Note: Prior to emapalumab (Gamifant) administration, individual should be evaluated for infection, including latent tuberculosis (TB). Prophylaxis for TB should be administered to individuals who are at risk for TB or known to have positive purified protein derivative (PPD) test result or positive interferon gamma release assay. Individuals should also be administered prophylaxis for herpes zoster, Pneumocystis jirovecii, and fungal infections prior to emapalumab (Gamifant) administration. During treatment, individuals should be monitored for TB, adenovirus, Epstein-Barr virus (EBV), and cytomegalovirus (CMV) every two weeks and as clinically indicated.

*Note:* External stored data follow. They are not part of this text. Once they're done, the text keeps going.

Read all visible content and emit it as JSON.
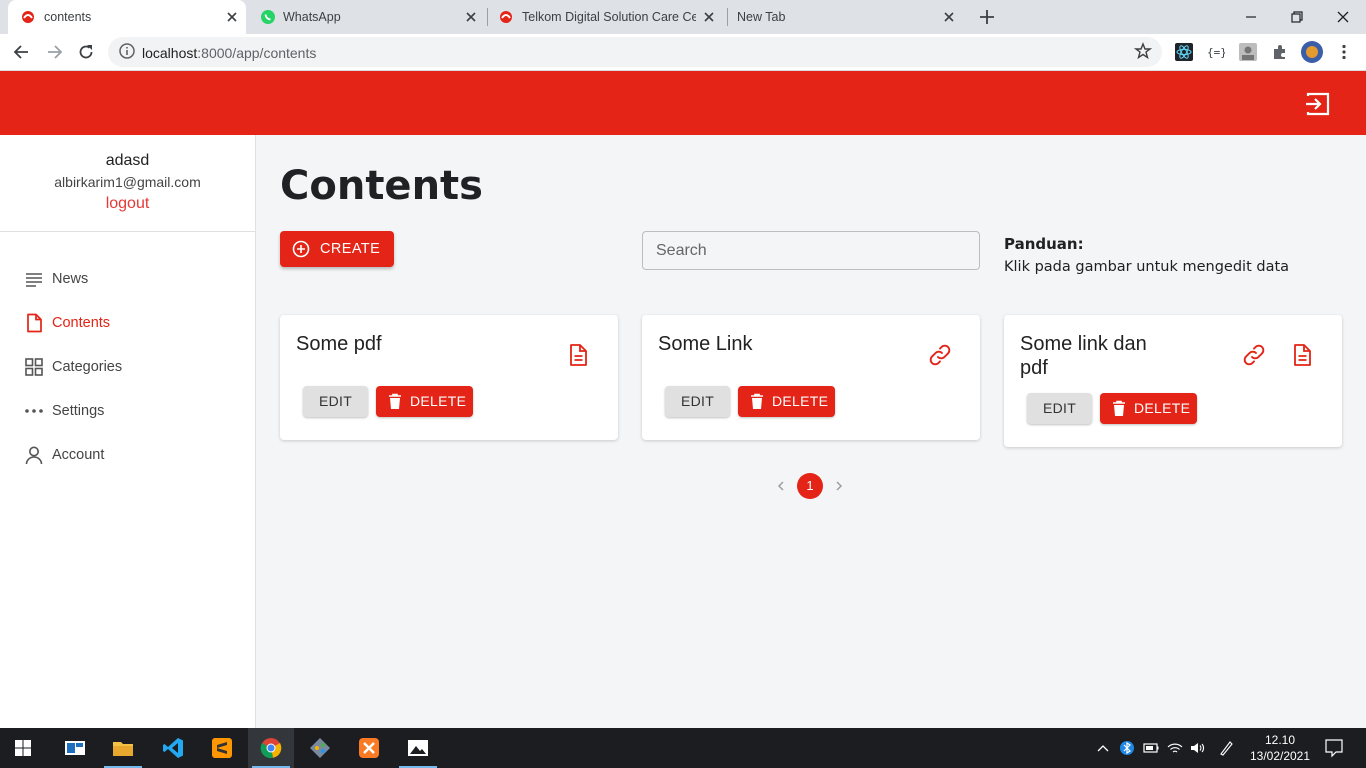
{
  "browser": {
    "tabs": [
      {
        "title": "contents",
        "active": true
      },
      {
        "title": "WhatsApp",
        "active": false
      },
      {
        "title": "Telkom Digital Solution Care Cen",
        "active": false
      },
      {
        "title": "New Tab",
        "active": false
      }
    ],
    "url_host": "localhost",
    "url_path": ":8000/app/contents"
  },
  "sidebar": {
    "user_name": "adasd",
    "user_email": "albirkarim1@gmail.com",
    "logout_label": "logout",
    "items": [
      {
        "label": "News",
        "icon": "list-icon",
        "active": false
      },
      {
        "label": "Contents",
        "icon": "document-icon",
        "active": true
      },
      {
        "label": "Categories",
        "icon": "grid-icon",
        "active": false
      },
      {
        "label": "Settings",
        "icon": "more-dots-icon",
        "active": false
      },
      {
        "label": "Account",
        "icon": "person-icon",
        "active": false
      }
    ]
  },
  "main": {
    "title": "Contents",
    "create_label": "CREATE",
    "search_placeholder": "Search",
    "guide_title": "Panduan:",
    "guide_text": "Klik pada gambar untuk mengedit data",
    "cards": [
      {
        "title": "Some pdf",
        "icons": [
          "document-icon"
        ],
        "edit_label": "EDIT",
        "delete_label": "DELETE"
      },
      {
        "title": "Some Link",
        "icons": [
          "link-icon"
        ],
        "edit_label": "EDIT",
        "delete_label": "DELETE"
      },
      {
        "title": "Some link dan pdf",
        "icons": [
          "link-icon",
          "document-icon"
        ],
        "edit_label": "EDIT",
        "delete_label": "DELETE"
      }
    ],
    "pagination": {
      "current_page": "1"
    }
  },
  "taskbar": {
    "time": "12.10",
    "date": "13/02/2021"
  },
  "colors": {
    "accent": "#e32416",
    "background": "#f4f5f7"
  }
}
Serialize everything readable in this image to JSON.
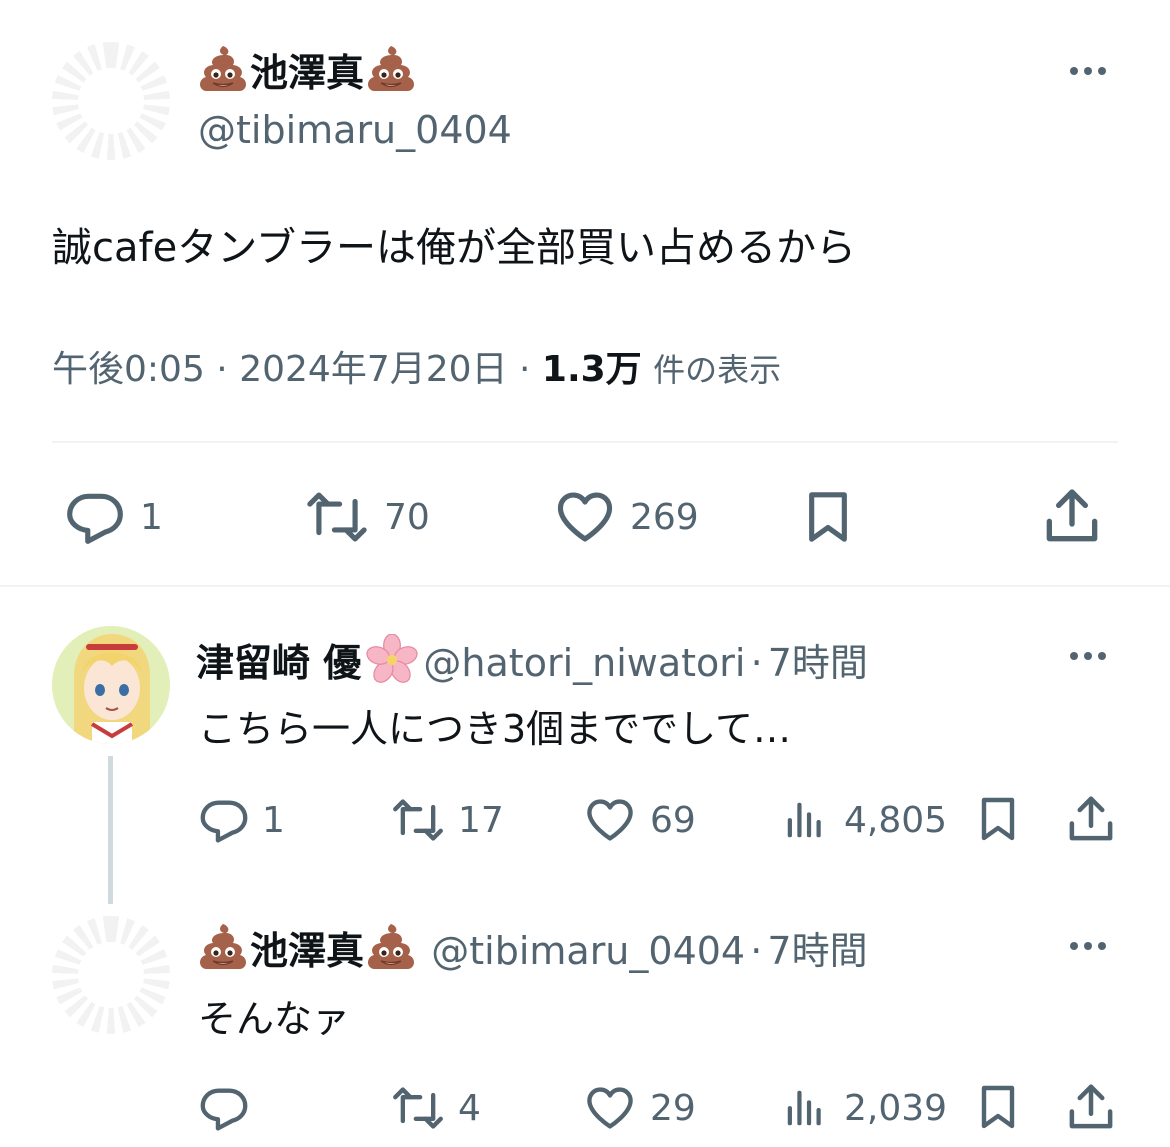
{
  "main_tweet": {
    "display_name": "池澤真",
    "handle": "@tibimaru_0404",
    "text": "誠cafeタンブラーは俺が全部買い占めるから",
    "time": "午後0:05",
    "sep1": "·",
    "date": "2024年7月20日",
    "sep2": "·",
    "views_count": "1.3万",
    "views_label": "件の表示",
    "replies": "1",
    "retweets": "70",
    "likes": "269"
  },
  "replies": [
    {
      "display_name": "津留崎 優",
      "handle": "@hatori_niwatori",
      "time_sep": "·",
      "time": "7時間",
      "text": "こちら一人につき3個まででして…",
      "replies": "1",
      "retweets": "17",
      "likes": "69",
      "views": "4,805"
    },
    {
      "display_name": "池澤真",
      "handle": "@tibimaru_0404",
      "time_sep": "·",
      "time": "7時間",
      "text": "そんなァ",
      "replies": "",
      "retweets": "4",
      "likes": "29",
      "views": "2,039"
    }
  ],
  "icons": {
    "more": "more-dots-icon",
    "reply": "reply-bubble-icon",
    "retweet": "retweet-icon",
    "like": "heart-icon",
    "views": "views-bar-icon",
    "bookmark": "bookmark-icon",
    "share": "share-icon",
    "emoji_name": "poo-emoji-icon",
    "emoji_flower": "cherry-blossom-icon"
  },
  "colors": {
    "text": "#0f1419",
    "secondary": "#536471",
    "divider": "#eff3f4",
    "thread_line": "#cfd9de"
  }
}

NOTE: In addition to the above criteria, product specific dosage and/or frequency limits may apply in accordance with the U.S. Food and Drug Administration (FDA)-approved product prescribing information, national compendia, Centers for Medicare and Medicaid Services (CMS) and other peer reviewed resources or evidence-based guidelines. Blue Cross Blue Shield of North Dakota may deny, in full or in part, reimbursement for utilization that does not fall within the applicable dosage and/or frequency limits.

Diagnosis Codes

D76.1

Professional Statements and Societal Positions Guidelines

Not Applicable

ND Committee Review

Original Effective Date April 1, 2019

Internal Medical Policy Committee 5-19-2020 Added code J9210, removed code C9050

Disclaimer

Current medical policy is to be used in determining a Member's contract benefits on the date that services are rendered. Contract language, including definitions and specific inclusions/exclusions, as well as state and federal law, must be considered in determining eligibility for coverage. Members must consult their applicable benefit plans or contact a Member Services representative for specific coverage information. Likewise, medical policy, which addresses the issue(s) in any specific case, should be considered before utilizing medical opinion in adjudication. Medical technology is constantly evolving and the Company reserves the right to review and update medical policy periodically.